If you wanted to use sqrt, it would have to be:

    \sqrt[\frac{1}{2}]{x}
The output for x 2 was chosen to print out \sqrt because it is possible to have x ^2 in python whose output would be x ^ 2 as expected. The idea is using to print long sqrt so advantaging this behavior. Although i haven't implemented x^2 planning to do it next week with the new improvements.
If you change the meanings of symbols then the description becomes "write lax, output latex".
The main idea consists of implementing sort of a "latex-like" templating system using python. Lax goal is similar to what markdown is for html.
I think Sympy's latex solution is probably more complete, but of course it requires a bigger install (but Sympy is already in Anaconda).

Their example:

    >>> print(latex(Integral(sqrt(1/x), x)))
    \int \sqrt{\frac{1}{x}}\, dx
http://docs.sympy.org/latest/tutorial/printing.html#latex
Likewise, in SageMath you can turn any expression obj (matrices, fractions, elliptic curves, etc.) into latex by typing `latex(obj)`. (Disclaimer: I started SageMath and wrote a lot of this conversion to latex functionality early on, since it's useful for notebook interfaces.) Most objects in Sage have an _latex_ method, and the latex function works by recursively calling those methods to build a big latex expression. SageTex -- which lets you embed Python code in LaTeX documents -- also uses this latex(obj) functionality.
My next plan is extending Lax with a basic set of latex structures and integrating with vy. (This was one of the goals behind Lax)

https://github.com/iogf/vy

I believe some other editors like emacs/vim could integrate with it so people could easily ease the effort for writing some latex structures.
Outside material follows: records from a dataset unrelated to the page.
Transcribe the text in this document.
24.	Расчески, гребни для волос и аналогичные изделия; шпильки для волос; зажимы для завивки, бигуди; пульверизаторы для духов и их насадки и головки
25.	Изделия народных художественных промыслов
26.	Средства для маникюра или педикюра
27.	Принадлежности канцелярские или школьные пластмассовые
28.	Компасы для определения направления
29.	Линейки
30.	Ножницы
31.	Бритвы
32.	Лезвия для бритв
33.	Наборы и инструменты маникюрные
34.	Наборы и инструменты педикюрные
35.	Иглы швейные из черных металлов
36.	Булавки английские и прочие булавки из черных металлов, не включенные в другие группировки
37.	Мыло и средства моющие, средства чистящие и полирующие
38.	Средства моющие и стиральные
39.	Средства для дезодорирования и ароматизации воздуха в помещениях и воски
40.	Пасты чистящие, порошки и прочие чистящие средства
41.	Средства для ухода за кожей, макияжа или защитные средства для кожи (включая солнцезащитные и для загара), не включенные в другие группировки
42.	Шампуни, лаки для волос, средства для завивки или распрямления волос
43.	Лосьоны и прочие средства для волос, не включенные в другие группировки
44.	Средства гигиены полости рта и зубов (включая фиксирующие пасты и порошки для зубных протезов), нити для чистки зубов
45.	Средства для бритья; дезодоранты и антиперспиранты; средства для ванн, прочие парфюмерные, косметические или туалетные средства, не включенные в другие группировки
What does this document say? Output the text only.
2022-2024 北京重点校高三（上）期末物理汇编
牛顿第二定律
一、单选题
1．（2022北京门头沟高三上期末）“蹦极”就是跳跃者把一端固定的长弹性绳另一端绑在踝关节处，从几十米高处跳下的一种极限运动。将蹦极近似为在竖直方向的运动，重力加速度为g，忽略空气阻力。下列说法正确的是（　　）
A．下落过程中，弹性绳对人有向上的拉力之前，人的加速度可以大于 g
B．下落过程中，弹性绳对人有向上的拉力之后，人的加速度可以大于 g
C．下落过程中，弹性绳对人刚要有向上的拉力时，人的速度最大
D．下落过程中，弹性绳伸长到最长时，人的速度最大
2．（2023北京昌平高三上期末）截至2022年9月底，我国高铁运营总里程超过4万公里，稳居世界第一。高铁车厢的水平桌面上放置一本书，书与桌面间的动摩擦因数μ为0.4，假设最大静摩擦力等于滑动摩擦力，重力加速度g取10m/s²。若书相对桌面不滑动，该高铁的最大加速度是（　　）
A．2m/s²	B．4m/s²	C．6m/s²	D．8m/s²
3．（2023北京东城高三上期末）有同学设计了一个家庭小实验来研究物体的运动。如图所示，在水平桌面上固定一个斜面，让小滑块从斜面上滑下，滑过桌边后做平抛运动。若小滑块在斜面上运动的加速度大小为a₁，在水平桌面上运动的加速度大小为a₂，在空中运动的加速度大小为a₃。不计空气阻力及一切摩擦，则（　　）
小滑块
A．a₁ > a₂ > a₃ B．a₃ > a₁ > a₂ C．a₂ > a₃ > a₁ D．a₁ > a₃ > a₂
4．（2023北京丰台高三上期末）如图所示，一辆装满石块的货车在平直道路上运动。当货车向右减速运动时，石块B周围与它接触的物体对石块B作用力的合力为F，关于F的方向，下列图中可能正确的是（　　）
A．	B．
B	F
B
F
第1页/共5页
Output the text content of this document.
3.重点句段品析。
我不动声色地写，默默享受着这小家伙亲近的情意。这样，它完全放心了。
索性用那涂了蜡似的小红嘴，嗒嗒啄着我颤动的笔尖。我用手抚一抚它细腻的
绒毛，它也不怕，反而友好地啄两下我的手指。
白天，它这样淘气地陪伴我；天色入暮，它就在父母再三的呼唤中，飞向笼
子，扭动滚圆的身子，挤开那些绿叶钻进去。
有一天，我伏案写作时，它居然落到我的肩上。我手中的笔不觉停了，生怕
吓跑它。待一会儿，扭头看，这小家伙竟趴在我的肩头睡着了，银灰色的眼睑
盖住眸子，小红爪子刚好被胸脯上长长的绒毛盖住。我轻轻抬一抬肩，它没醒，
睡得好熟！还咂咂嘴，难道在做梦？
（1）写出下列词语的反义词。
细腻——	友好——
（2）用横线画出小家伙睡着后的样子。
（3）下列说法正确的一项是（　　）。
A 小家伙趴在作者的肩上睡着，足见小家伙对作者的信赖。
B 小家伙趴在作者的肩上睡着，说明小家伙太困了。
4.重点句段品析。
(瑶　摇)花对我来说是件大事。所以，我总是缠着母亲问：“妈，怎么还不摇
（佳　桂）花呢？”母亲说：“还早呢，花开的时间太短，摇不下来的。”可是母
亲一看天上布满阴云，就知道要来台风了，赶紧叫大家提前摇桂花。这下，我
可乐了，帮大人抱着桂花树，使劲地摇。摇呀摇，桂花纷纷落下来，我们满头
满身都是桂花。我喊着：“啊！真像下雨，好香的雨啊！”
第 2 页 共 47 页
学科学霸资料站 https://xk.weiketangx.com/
The title suggests you can write Python and get LaTeX, but it's "converting ordinary expressions into mathTeX". I was expecting something like this:

    def section(name='Abstract'):
      print('We present a novel new way...')
      fig(path='my.png', width='90%')
Anyway, still a cool project! I might make use of this in the future. Just remarking that the title hints at something else -- at least to me.
I feel that (as much as I personally don't like them) IPython notebooks would solve this niche pretty well (though currently you still need a separate LaTeX document).
I do feel like there is a middle ground somewhere there between the "format all content to fit A4 paper" idiom of Word/TeX, and the more interactive markdown + simulation environment of Jupyter. The latter is really growing on me, but conferences really still want their paper articles and pdf/pptx slide decks.
I believe its possible to export ipynbs as markdown/tex.
I am really hopeful for Scribble from Racket as a Latex replacement.

> Scribble is a collection of tools for creating prose documents—papers, books, library documentation, etc.—in HTML or PDF (via Latex) form. More generally, Scribble helps you write programs that are rich in textual content, whether the content is prose to be typeset or any other form of text to be generated programmatically.
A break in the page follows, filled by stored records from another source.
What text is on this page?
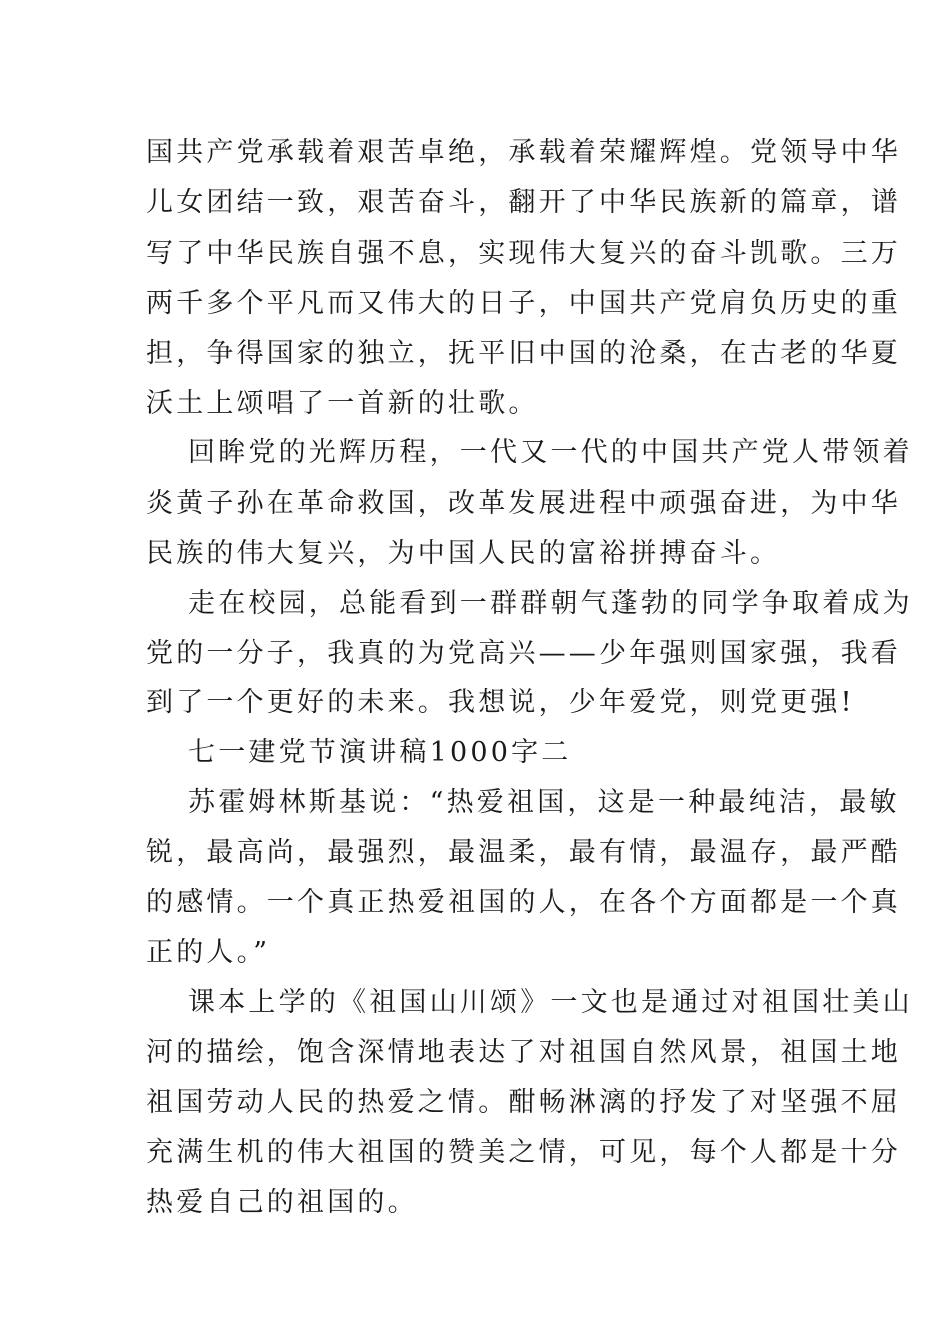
国共产党承载着艰苦卓绝，承载着荣耀辉煌。党领导中华
儿女团结一致，艰苦奋斗，翻开了中华民族新的篇章，谱
写了中华民族自强不息，实现伟大复兴的奋斗凯歌。三万
两千多个平凡而又伟大的日子，中国共产党肩负历史的重
担，争得国家的独立，抚平旧中国的沧桑，在古老的华夏
沃土上颂唱了一首新的壮歌。
回眸党的光辉历程，一代又一代的中国共产党人带领着
炎黄子孙在革命救国，改革发展进程中顽强奋进，为中华
民族的伟大复兴，为中国人民的富裕拼搏奋斗。
走在校园，总能看到一群群朝气蓬勃的同学争取着成为
党的一分子，我真的为党高兴——少年强则国家强，我看
到了一个更好的未来。我想说，少年爱党，则党更强!
七一建党节演讲稿1000字二
苏霍姆林斯基说：“热爱祖国，这是一种最纯洁，最敏
锐，最高尚，最强烈，最温柔，最有情，最温存，最严酷
的感情。一个真正热爱祖国的人，在各个方面都是一个真
正的人。”
课本上学的《祖国山川颂》一文也是通过对祖国壮美山
河的描绘，饱含深情地表达了对祖国自然风景，祖国土地
祖国劳动人民的热爱之情。酣畅淋漓的抒发了对坚强不屈
充满生机的伟大祖国的赞美之情，可见，每个人都是十分
热爱自己的祖国的。
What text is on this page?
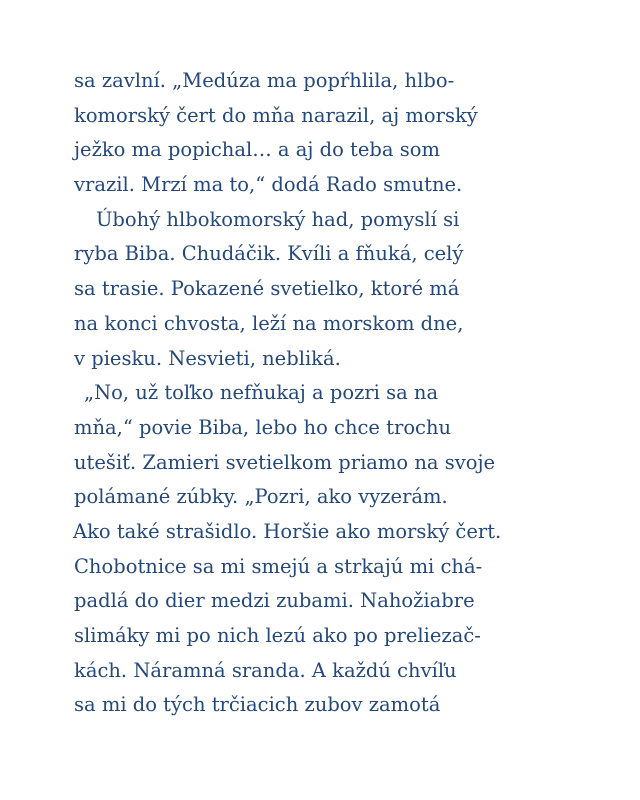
sa zavlní. „Medúza ma popŕhlila, hlbo-
komorský čert do mňa narazil, aj morský
ježko ma popichal… a aj do teba som
vrazil. Mrzí ma to,“ dodá Rado smutne.
Úbohý hlbokomorský had, pomyslí si
ryba Biba. Chudáčik. Kvíli a fňuká, celý
sa trasie. Pokazené svetielko, ktoré má
na konci chvosta, leží na morskom dne,
v piesku. Nesvieti, nebliká.
„No, už toľko nefňukaj a pozri sa na
mňa,“ povie Biba, lebo ho chce trochu
utešiť. Zamieri svetielkom priamo na svoje
polámané zúbky. „Pozri, ako vyzerám.
Ako také strašidlo. Horšie ako morský čert.
Chobotnice sa mi smejú a strkajú mi chá-
padlá do dier medzi zubami. Nahožiabre
slimáky mi po nich lezú ako po preliezač-
kách. Náramná sranda. A každú chvíľu
sa mi do tých trčiacich zubov zamotá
https://docs.racket-lang.org/scribble/

Very interesting. I'd be interested in seeing what an alternative to latex based on S-expressions would look like. I'm tempted to try and write it first as a scheme library; the end goal would be to have something more structured and closer to a programming language than latex, with a better content/styling separation…
Well Racket doesn't get more scheme like besides well Scheme :) Personally I find Racket to be my favorite Programming Language due to the Lisp and Schemeness.
Do you know how it relates to Skribilo (http://www.nongnu.org/skribilo)? I think that they are both derived from Skribe, but I got the impression that Scribble is more oriented towards documentation, whereas Skribilo is intended more as a general-purpose markup language. Maybe that distinction is specious. (I've been dying to try Skribilo as a properly programmable LaTeX alternative, but I can't manage to install it.)
If this interests you, there's also Sagetex [0]. Sagemath is a fully fledged computer algebra system based on Python; Sagetex is a Latex package that allows you to perform Sagemath computations and auto-generate Latex code while compiling the Latex document.

0. http://doc.sagemath.org/html/en/tutorial/sagetex.html

Title should be more like "convert fractions to LaTeX using Python". Otherwise it's misleading/overadvertising.